By Maya Palit
It turns out that the majority of the 225 cyber crime cases reported in Kerala between June 2016 and February 2017 had to do with women being stalked on social media or other applications. According to police officials, online abuse of women is rising every day in the state, and is particularly rampant in Ernakulam and Thiruvananthapuram (with 51 and 47 cases of online harassment respectively). Approximately 70 percent of the cases involved ‘derogatory comments’ or photos being posted to Facebook.

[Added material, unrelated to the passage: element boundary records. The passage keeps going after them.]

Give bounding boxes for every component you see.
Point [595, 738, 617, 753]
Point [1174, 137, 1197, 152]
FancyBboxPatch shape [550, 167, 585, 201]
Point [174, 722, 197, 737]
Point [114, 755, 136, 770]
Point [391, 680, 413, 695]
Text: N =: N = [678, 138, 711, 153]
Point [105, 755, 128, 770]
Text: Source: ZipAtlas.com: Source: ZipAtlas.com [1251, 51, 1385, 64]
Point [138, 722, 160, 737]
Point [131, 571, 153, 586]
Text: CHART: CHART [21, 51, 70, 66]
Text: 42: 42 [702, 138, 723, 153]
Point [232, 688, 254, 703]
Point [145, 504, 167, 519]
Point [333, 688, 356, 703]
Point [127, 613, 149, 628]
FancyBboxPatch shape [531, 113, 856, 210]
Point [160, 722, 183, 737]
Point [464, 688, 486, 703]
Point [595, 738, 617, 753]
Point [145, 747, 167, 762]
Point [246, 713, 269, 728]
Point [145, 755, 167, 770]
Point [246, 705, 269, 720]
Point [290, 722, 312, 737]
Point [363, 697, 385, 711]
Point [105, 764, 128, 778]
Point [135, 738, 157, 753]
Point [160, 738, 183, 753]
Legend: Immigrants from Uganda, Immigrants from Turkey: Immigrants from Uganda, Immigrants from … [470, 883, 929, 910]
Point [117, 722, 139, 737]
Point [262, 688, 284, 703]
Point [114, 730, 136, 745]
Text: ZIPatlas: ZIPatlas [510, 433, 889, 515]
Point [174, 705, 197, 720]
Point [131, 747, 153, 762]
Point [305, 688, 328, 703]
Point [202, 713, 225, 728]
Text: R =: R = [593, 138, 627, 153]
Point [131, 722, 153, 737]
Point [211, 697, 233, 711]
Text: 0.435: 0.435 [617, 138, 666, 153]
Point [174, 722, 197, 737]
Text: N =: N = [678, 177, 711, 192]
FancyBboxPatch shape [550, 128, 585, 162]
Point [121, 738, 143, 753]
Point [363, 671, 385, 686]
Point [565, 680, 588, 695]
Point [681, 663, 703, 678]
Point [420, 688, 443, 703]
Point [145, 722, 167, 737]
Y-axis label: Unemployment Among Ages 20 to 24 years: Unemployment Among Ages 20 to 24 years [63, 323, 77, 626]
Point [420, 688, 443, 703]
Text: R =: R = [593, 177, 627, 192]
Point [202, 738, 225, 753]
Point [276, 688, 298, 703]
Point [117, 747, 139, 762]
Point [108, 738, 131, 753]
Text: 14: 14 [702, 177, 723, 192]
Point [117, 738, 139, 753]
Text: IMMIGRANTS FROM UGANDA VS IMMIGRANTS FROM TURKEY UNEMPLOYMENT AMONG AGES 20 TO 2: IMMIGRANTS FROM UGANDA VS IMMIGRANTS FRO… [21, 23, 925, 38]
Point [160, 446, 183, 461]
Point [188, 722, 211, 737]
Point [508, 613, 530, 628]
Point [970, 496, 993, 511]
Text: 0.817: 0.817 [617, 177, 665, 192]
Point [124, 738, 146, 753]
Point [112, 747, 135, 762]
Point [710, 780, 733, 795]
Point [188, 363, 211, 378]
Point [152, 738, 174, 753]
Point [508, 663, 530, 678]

None of this should come as particularly surprising because the cyber harassment of women (including TV anchors, actors, and other public figures) was found to be extremely common by a survey conducted by an IT firm in Kochi last year, which focused on Kerala. So much so that apparently the term ‘pongala’ was coined to describe online trolling and attacks. It found that many victims were reluctant to report the crimes for a range of reasons, including not knowing how to go about it or preferring to just block or ignore their attackers.

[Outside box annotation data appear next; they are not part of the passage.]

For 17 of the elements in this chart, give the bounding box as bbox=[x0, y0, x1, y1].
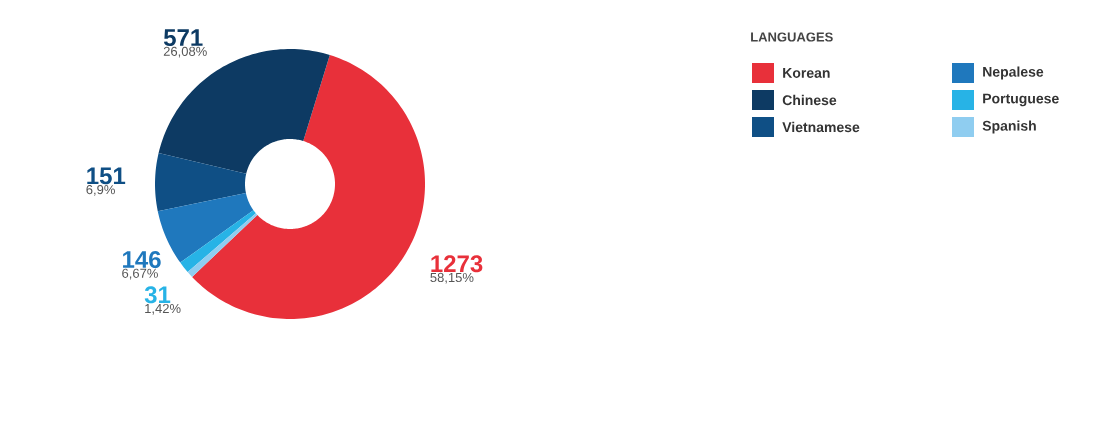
text: 6,9% bbox=[86, 185, 115, 196]
legend-label: Spanish bbox=[982, 120, 1036, 134]
legend-label: Korean bbox=[783, 68, 830, 78]
data-label: 151 bbox=[87, 167, 126, 185]
legend-label: Vietnamese bbox=[782, 121, 860, 133]
legend-label: Nepalese bbox=[983, 66, 1044, 80]
legend-title: LANGUAGES bbox=[751, 32, 833, 42]
legend-label: Chinese bbox=[782, 94, 837, 106]
data-label: 146 bbox=[123, 251, 161, 269]
legend-label: Portuguese bbox=[983, 93, 1059, 107]
text: 1,42% bbox=[145, 303, 181, 315]
data-label: 571 bbox=[163, 29, 203, 47]
data-label: 1273 bbox=[431, 255, 483, 273]
text: 6,67% bbox=[122, 268, 158, 280]
data-label: 31 bbox=[144, 286, 171, 304]
text: 58,15% bbox=[430, 272, 474, 284]
text: 26,08% bbox=[163, 46, 207, 58]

Cyber harassment is of course, an everyday feature in other parts of the country too, and attempts to report it sometimes come with interesting consequences too. Just last week, a 17-year-old in Udaipur attempted to report a case where her face was morphed on to a naked body, but after a long rigmarole where she tried repeatedly to lodge an FIR at the police station, she was told by police officials to delete her social media accounts and avoid posting any photos of herself in order to stay safe. But while this incident has sparked a conversation about sensitivity to cyber harassment, the acknowledgement of online abuse as a serious offence is still not widespread enough.